Trotzdem folgte, was Jäggi als schlimmsten Moment ihres Lebens bezeichnet: der Tod ihres ersten Sohnes. 2006 wurde sie von einem verheirateten Mann schwanger. Die Affäre endete im doppelten Unglück: Er verschwand, und beim Kind wurde das Fehlen der Nieren diagnostiziert. Julian, so nannte sie das Kind, sollte nicht lebensfähig geboren werden. Der Belastungen nicht genug, erkrankte ihre Mutter an Krebs und überlebte zwei Schlaganfälle. Nach dem dritten im März 2007, drei Wochen nach Julians Tod als Säugling, sei ihre Mutter nicht mehr erwacht, wie Jäggi mit Tränen in den Augen anmerkt. «Sie war meine Partnerin, sie fehlt mir bis heute.»

«Kein Lätsch-Tag»

Dass sich Jäggi heute vollständig gefangen hat, verlangte ihr und ihrem bald zehnjährigen Luca – ihrem «Herzschlag», den sie nach künstlicher Befruchtung austrug – eine weitere Grenzerfahrung ab. Ihr Lebenspartner, in den sie sich 2015 verliebt hatte, terrorisierte sie, körperlich wie psychisch. «Ich dumme Kuh kam nicht los, er hat mich völlig zerstört», sagt sie und lacht trotzdem – wie bei den meisten Erlebnissen zuvor, die sie erzählt hat. «So bin ich einfach, lebensfroh, lustig», erklärt sie ihren positiven Umgang mit Negativerlebnissen. Auf ihrem rechten Zeigefinger lächelt ein tätowiertes Strichmännchen. «So war ich immer, Gott sei Dank. Mein Lachen hat mich überleben lassen.»

Es erstaunt wenig, dass Jäggi in einem Instagram-Video das Coronavirus ähnlich freudig thematisierte: Es sei «kein Lätsch-Tag», relativierte sie und sprach aus dem Bauch heraus, wie immer. Vieles sei Angstmacherei, so ihr Befinden, weshalb sie dazu aufrief, weiterzuleben. Sofort hagelte es Angriffe. Sie verharmlose die Epidemie, schrieben wutentbrannte User.

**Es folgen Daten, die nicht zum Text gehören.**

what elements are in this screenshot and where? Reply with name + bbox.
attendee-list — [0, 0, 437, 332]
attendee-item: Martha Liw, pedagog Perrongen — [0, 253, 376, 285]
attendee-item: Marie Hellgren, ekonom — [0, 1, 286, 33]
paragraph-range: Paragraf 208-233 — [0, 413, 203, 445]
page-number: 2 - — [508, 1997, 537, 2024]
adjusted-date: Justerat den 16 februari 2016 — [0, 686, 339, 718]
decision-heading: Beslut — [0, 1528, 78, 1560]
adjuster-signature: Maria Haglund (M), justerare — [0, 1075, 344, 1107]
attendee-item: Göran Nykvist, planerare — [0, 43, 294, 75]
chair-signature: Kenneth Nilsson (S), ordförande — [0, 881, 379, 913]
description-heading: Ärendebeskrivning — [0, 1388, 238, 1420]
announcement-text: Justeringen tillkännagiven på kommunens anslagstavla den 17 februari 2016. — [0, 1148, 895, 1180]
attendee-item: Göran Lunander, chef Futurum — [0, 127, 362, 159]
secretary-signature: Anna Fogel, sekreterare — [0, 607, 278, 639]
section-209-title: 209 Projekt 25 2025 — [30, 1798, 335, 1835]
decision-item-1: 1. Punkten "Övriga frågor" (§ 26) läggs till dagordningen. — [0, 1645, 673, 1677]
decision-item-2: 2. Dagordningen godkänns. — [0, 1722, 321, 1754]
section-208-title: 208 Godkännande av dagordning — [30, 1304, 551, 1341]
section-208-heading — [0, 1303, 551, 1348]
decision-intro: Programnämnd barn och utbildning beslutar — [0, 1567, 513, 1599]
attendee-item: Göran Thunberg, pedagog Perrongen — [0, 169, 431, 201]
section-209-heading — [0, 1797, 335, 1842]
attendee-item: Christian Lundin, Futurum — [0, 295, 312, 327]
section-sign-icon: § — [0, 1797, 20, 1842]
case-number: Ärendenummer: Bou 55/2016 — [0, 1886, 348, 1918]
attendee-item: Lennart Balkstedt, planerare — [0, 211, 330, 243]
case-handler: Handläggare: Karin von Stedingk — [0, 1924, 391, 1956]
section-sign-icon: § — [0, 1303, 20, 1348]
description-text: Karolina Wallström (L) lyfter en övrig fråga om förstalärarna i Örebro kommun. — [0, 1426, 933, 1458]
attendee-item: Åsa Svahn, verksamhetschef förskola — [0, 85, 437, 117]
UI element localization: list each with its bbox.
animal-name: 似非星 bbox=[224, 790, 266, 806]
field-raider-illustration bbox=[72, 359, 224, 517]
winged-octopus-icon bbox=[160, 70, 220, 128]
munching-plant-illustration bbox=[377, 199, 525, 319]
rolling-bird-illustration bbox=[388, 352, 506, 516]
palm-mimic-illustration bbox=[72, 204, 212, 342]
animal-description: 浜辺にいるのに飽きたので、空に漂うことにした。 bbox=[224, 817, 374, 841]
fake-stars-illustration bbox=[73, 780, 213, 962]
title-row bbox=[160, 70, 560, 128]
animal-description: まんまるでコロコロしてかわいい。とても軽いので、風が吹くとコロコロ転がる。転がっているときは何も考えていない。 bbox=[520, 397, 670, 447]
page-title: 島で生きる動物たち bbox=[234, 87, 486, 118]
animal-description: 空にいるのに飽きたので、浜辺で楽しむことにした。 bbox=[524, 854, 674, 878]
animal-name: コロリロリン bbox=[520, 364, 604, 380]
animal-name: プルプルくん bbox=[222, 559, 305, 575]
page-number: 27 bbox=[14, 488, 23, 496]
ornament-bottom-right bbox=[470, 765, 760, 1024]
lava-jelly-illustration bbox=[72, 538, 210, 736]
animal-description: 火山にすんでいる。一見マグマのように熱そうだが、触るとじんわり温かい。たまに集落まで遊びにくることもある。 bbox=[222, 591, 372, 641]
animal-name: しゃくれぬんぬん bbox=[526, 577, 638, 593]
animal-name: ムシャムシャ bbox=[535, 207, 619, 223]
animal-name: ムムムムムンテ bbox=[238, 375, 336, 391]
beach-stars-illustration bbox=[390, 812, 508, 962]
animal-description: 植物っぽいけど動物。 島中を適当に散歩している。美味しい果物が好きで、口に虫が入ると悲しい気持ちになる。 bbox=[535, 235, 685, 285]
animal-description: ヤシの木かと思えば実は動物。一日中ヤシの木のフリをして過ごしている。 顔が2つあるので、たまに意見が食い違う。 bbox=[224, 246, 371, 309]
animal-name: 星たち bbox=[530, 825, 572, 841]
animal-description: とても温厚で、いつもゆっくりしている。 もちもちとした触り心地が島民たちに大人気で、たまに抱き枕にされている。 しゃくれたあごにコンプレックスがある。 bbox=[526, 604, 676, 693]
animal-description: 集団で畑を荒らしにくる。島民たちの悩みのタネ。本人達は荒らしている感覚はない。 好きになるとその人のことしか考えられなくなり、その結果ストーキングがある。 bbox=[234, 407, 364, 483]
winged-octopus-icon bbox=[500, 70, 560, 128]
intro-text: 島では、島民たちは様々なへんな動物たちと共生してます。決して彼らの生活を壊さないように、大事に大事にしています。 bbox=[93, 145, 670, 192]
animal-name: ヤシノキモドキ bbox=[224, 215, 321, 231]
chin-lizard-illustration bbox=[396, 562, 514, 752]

«Natürlich nehme ich die Krankheit ernst», rechtfertigt sie sich. An die Kranken denke sie, und jeder Tote sei einer zu viel. Aber – und jetzt erinnert sie an ihre Instagram-Beiträge – man solle sich nicht runterziehen lassen, nicht nur das Negative sehen, sondern versuchen, das Positive dahinter zu suchen. Dass dies nicht sofort möglich sei, sei ihr klar. «Das muss man lernen», sagt Jäggi, die von Jugendlichen, denen sie hilft, als «zweites Mami» bezeichnet wird. «Das braucht Geduld.» Alles komme gut, sagt sie zum Abschied. «Das unterschreibe ich sofort. Ich wusste immer, dass irgendwann ein Lichtlein aufgeht.»